Bu noktada bir şey dikkatimi çekti, Gökmen bey, İngilteredeki gösterinizde bahsettiğiniz yay-kılıç kombinasyonlarınız kaynağı sanırım Medieval Muslim Horsemanship'te yer alan bir minyatür, ancak o dönem ve yazarın baz aldığı toplum itibariyle, kullanılan kılıçlarda kabza topuzunun bulunmadığı dikkatinizi çekmiştir sanırım, diğer taraftan aynı minyatürde süvarinin bileğinde siper de görünüyor ki bu bir nevi gösterinin resmedilmesi görüntüsü veriyor, bir savaşa hazırlık anını ifade ediyor da olabilir bilemiyorum ama ciddi bir çatışma anında o tip bir kullanım çok mantıklı gelmedi bana.
Ek olarak üç güç ayarı demişsiniz ama doğu tipi eğri kılıç kullanımı çok büyük oranda bilek kullanımına dayanıyor. Kol ve dirsek hareketi elbette gerekli ancak bilekten yapılan güçlü hamlelerin insanı nasıl şaşırttığını görmelisiniz… İşte bu yüzden batının saber-eğri kılıç teknikleri çok yardımcı olmayabilir düşüncesindeyim. Baz oluşturması açısından ise, evet belki..
Diğer taraftan vitrin dışından ölçü aldım demişsiniz ama kabul edin böyle bir şey nasıl bir referans olabilir ki? Zaten kılıcı kılıç yapan bıçak boyunca uğradığı kalınlık vb. değişiklikler. Zaten bunlar olmadan yapılan bir kılıcın nasıl bir şey olduğunu elinize aldığınızda anlayacaksınız.

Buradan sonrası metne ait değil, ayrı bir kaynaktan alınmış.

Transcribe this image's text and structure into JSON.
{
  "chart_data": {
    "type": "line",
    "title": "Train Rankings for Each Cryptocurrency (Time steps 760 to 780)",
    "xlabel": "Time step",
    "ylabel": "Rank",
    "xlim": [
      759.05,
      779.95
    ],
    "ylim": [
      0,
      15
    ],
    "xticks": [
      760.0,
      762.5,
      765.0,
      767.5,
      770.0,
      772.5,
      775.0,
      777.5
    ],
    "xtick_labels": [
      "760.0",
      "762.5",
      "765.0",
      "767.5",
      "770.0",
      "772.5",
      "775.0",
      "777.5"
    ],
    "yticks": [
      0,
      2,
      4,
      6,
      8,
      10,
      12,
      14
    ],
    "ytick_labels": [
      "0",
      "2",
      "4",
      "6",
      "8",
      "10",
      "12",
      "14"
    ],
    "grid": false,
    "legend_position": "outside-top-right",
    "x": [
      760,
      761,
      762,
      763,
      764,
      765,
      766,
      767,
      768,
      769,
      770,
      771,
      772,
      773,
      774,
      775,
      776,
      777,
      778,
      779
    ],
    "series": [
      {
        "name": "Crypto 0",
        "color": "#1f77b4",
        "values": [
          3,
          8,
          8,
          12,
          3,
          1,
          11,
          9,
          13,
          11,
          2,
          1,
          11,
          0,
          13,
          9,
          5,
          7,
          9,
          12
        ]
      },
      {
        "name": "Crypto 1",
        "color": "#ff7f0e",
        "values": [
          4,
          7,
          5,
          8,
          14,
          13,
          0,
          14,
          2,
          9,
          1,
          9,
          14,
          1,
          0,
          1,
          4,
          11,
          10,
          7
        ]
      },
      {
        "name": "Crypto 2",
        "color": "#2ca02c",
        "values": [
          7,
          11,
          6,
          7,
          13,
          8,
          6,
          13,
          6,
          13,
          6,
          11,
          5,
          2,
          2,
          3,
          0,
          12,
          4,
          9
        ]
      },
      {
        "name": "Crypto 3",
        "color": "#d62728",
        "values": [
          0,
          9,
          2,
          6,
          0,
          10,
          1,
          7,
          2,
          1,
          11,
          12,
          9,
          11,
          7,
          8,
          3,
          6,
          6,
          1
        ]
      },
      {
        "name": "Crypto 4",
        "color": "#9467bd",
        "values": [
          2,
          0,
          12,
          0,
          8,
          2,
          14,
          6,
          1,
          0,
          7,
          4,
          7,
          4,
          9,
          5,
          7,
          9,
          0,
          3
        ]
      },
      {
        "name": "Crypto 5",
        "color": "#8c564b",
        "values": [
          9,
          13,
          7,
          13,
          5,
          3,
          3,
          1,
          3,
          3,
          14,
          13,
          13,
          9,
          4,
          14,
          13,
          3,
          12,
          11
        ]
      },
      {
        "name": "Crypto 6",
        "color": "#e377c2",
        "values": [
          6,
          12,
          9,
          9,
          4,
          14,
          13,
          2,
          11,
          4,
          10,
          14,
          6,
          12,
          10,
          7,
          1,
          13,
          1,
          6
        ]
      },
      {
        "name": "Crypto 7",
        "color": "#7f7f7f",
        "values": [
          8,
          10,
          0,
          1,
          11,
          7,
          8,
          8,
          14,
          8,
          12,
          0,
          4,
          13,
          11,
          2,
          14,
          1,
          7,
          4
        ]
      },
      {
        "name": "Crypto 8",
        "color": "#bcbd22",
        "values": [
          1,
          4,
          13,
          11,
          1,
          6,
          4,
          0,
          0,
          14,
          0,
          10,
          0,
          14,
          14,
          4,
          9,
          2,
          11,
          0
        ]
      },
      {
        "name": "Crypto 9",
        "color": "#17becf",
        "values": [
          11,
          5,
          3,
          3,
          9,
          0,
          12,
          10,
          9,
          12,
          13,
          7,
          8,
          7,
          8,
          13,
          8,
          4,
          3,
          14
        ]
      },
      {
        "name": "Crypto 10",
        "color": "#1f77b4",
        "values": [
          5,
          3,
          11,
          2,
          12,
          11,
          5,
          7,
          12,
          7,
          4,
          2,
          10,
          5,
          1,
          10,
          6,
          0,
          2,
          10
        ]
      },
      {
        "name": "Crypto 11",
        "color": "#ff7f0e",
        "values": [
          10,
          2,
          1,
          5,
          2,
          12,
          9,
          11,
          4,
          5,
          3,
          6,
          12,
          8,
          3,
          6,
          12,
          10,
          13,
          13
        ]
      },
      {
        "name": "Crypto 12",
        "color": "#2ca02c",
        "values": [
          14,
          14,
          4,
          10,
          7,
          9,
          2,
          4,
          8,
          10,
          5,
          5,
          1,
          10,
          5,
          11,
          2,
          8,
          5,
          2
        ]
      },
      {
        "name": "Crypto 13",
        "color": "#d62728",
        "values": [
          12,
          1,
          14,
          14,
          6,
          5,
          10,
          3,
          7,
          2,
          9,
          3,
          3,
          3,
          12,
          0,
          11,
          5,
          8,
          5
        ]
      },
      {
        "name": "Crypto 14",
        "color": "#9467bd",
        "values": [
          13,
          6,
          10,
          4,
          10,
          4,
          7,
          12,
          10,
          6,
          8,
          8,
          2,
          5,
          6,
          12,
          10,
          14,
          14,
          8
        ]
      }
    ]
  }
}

Türk kılıcı için çok daha kalifiye ustalar var Türkiyede ancak maalesef zanaat sırrı mantığıyla bilginin genelden saklanması ve yazıya çokça dökülmemesi birçok şeyi kaybettirmiş unutturmuş. Yaklaşık 6 aydır uğraştığım bir proje var istediğim gibi neticelenirse ayrıntısıyla, adresiyle paylaşırım. Zaten kafamdaki gibi olursa, aslına en yakın mevcut replika olacak herhalde.
Son olarak ve önemlisi yıllardır HEMA'nın ARMA'nın altından girip üstünden çıkmış bir grup var Türkiyede Kuzgun Akademi. Benim de temasta olduğum ancak henüz aktif olarak katılamadığım Ankara menşeli bir oluşum ancak büyük illerde de alt grupları mevcut. Kurucusu İlker Karagülle Türk kılıcı ve yatağan kullanımı konusunda projeleri var. Geçmiş birikimi çok faydalı olacak yol boyunca.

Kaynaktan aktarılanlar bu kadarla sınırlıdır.